Mo Dehghani - Analyst
Appreciate that. And then second question on the potential swaps and agreements with outside operators on your acreage. Can you quantify that potential, when it comes up, how many longer lateral wells can you drill in 2015 on that new acreage?
Gary Newberry - SVP, Operations
What that was, was the four wells that were drilled by Henry. They did a great job building those wells. And they drilled them with the surface location on lease. Meaning that as you drill vertically and then build the curve to get into zone, you lose about 500 feet of potential completed lateral length in the well. So the average completed lateral length of the wells that were drilled on lease would have been around 4,400 to 4,500 feet.
As we have now worked with our offset landowners, they've allowed us now to move that location to their [risk], to where we can actually drill vertically and build the curve part of the well. And then [enter] on to our lease end zone, which allows us then to extend that completed lateral length about 500 feet. So these laterals now in this new area, instead of being about 4,400 feet, they'll be closer to 4,900 feet.
Mo Dehghani - Analyst
Great color. Thank you so much.
Operator
Ron Mills of Johnson Rice.
Ron Mills - Analyst
Gary or Joe, just one quick question on the two-stream versus three-stream chart in your presentation. I think what you are trying to do is compare two-stream to three-stream, where the volume remains the same. But are you stripping out your liquids and selling them? Or are you leaving the liquids in the gas stream? What do you think -- you'll continue to do that going forward?
Gary Newberry - SVP, Operations
Ron, we don't take ownership of the liquids at the lease. We sell it all with the gas, and we'll continue to do that going forward.
Joe Gatto - SVP, CFO & Treasurer
And that drives our view on how to report on a two-stream versus three-stream basis, as well. So we don't take custody of the liquids. Our [read] of how to report, means that we report on a two-stream basis. But not everyone, I think, views it that way. But we do it on a two-stream. We'll try to provide information in terms of the equivalent volume uplift. And obviously, economically, we'd be even two, three -- whatever stream you want. So we just take the value of those liquids with the gas, and so -- (multiple speakers)
Ron Mills - Analyst
-- uplift pretty similar across your position? Or is that chart representative of your -- (multiple speakers)

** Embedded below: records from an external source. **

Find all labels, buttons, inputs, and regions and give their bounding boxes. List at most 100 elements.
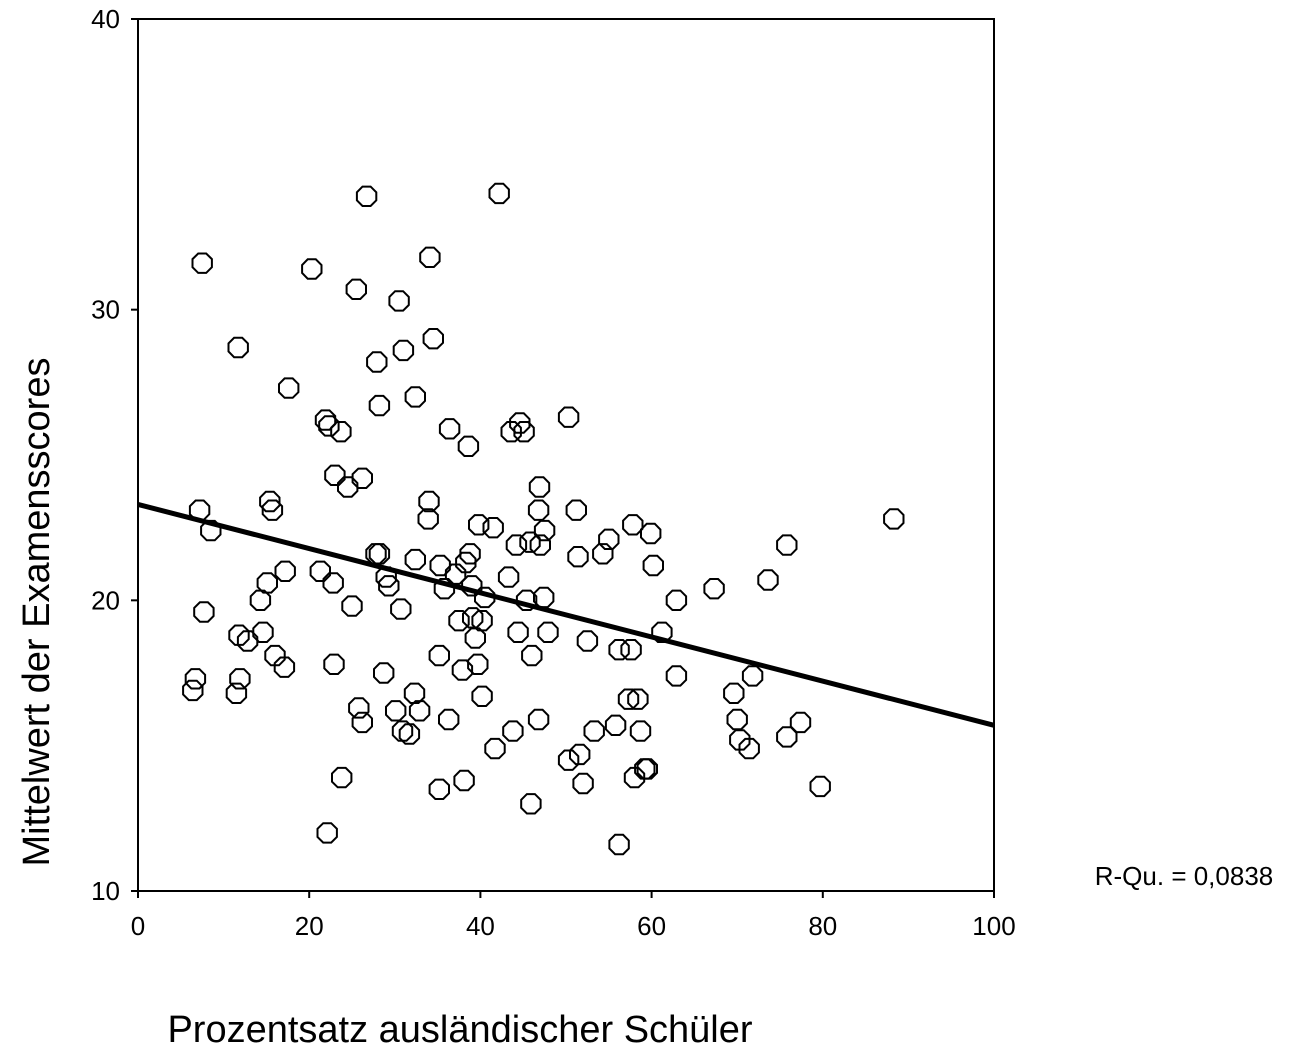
data-point — [398, 723, 421, 745]
data-point — [455, 551, 477, 574]
data-point — [461, 575, 483, 597]
data-point — [565, 499, 587, 521]
data-point — [309, 560, 331, 582]
data-point — [193, 601, 215, 623]
data-point — [592, 543, 614, 565]
data-point — [368, 543, 391, 565]
data-point — [408, 700, 431, 722]
data-point — [278, 377, 300, 399]
data-point — [557, 749, 580, 771]
data-point — [227, 336, 249, 359]
data-point — [467, 653, 489, 675]
data-point — [572, 772, 594, 795]
data-point — [388, 290, 410, 312]
data-point — [622, 514, 644, 536]
data-point — [182, 679, 204, 702]
data-point — [464, 627, 486, 649]
data-point — [640, 522, 662, 545]
data-point — [468, 514, 490, 536]
data-point — [438, 418, 461, 440]
data-point — [459, 543, 481, 565]
data-point — [422, 328, 444, 350]
data-point — [665, 665, 688, 687]
data-point — [608, 639, 630, 661]
data-point — [723, 682, 745, 704]
data-point — [256, 572, 278, 594]
data-point — [348, 697, 370, 719]
data-point — [252, 621, 274, 643]
data-point — [665, 589, 688, 611]
data-point — [301, 258, 323, 280]
data-point — [484, 737, 506, 760]
data-point — [184, 668, 207, 690]
regression-line-group — [137, 501, 995, 728]
data-point — [323, 653, 345, 675]
data-point — [373, 662, 395, 684]
data-point — [488, 182, 510, 205]
data-point — [513, 421, 535, 443]
data-point — [500, 421, 522, 443]
data-point — [451, 659, 474, 681]
data-point — [623, 766, 646, 789]
data-point — [576, 630, 599, 652]
data-point — [537, 621, 559, 643]
data-point — [228, 624, 250, 646]
data-point — [627, 688, 649, 710]
data-point — [741, 665, 764, 687]
data-point — [322, 572, 344, 594]
data-point — [236, 630, 259, 652]
data-point — [341, 595, 363, 617]
data-point — [502, 720, 524, 742]
data-point — [438, 708, 460, 731]
data-point — [528, 476, 551, 498]
data-point — [520, 793, 542, 815]
data-point — [229, 668, 251, 690]
data-point — [482, 517, 504, 539]
data-point — [527, 708, 550, 731]
data-point — [703, 578, 725, 600]
data-point — [557, 406, 580, 428]
regression-line — [137, 501, 995, 728]
data-point — [567, 546, 589, 568]
data-point — [314, 409, 337, 431]
data-point — [507, 621, 529, 643]
data-point — [598, 528, 620, 550]
data-point — [351, 711, 373, 734]
data-point — [726, 708, 748, 731]
data-point — [368, 394, 391, 417]
data-point — [448, 610, 470, 632]
data-points — [182, 182, 905, 856]
data-point — [351, 467, 373, 489]
data-point — [428, 778, 450, 800]
data-point — [378, 575, 400, 597]
y-tick-label: 40 — [91, 4, 120, 34]
data-point — [604, 714, 627, 736]
data-point — [527, 499, 550, 521]
data-point — [392, 339, 415, 362]
data-point — [444, 563, 467, 585]
data-point — [419, 246, 441, 268]
data-point — [385, 700, 407, 722]
x-axis: 0 20 40 60 80 100 — [131, 891, 1016, 941]
y-tick-label: 10 — [91, 876, 120, 906]
data-point — [274, 560, 296, 582]
data-point — [330, 421, 352, 443]
data-point — [617, 688, 640, 710]
plot-frame — [137, 18, 995, 892]
r-squared-annotation: R-Qu. = 0,0838 — [1095, 861, 1274, 891]
y-tick-label: 20 — [91, 585, 120, 615]
data-point — [521, 644, 543, 667]
data-point — [191, 252, 213, 274]
data-point — [404, 386, 426, 408]
data-point — [428, 644, 450, 667]
data-point — [776, 534, 798, 556]
data-point — [331, 766, 353, 789]
data-point — [225, 682, 248, 704]
x-tick-label: 80 — [808, 911, 837, 941]
data-point — [809, 775, 831, 798]
data-point — [505, 534, 528, 556]
data-point — [738, 737, 760, 760]
x-tick-label: 0 — [131, 911, 145, 941]
data-point — [264, 644, 286, 667]
data-point — [533, 519, 556, 542]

Joe Gatto - SVP, CFO & Treasurer
It's pretty indicative. We have 1,300 BTU gas, in general, across our fields. It doesn't vary too much. So that's pretty indicative, Ron.
Ron Mills - Analyst
Perfect. All right, great, thank you.
Operator
Ladies and gentlemen, this will conclude our question-and-answer session. I would like to hand the conference back over to Fred Callon for his closing remarks.
Fred Callon - Chairman, President & CEO
Thank you. Again, we appreciate everyone taking time to call in this morning. And we look forward to keeping you up-to-date on our progress. Thank you.
Operator
Ladies and gentlemen, the conference has now concluded. We thank you for attending today's presentation. You may now disconnect your lines.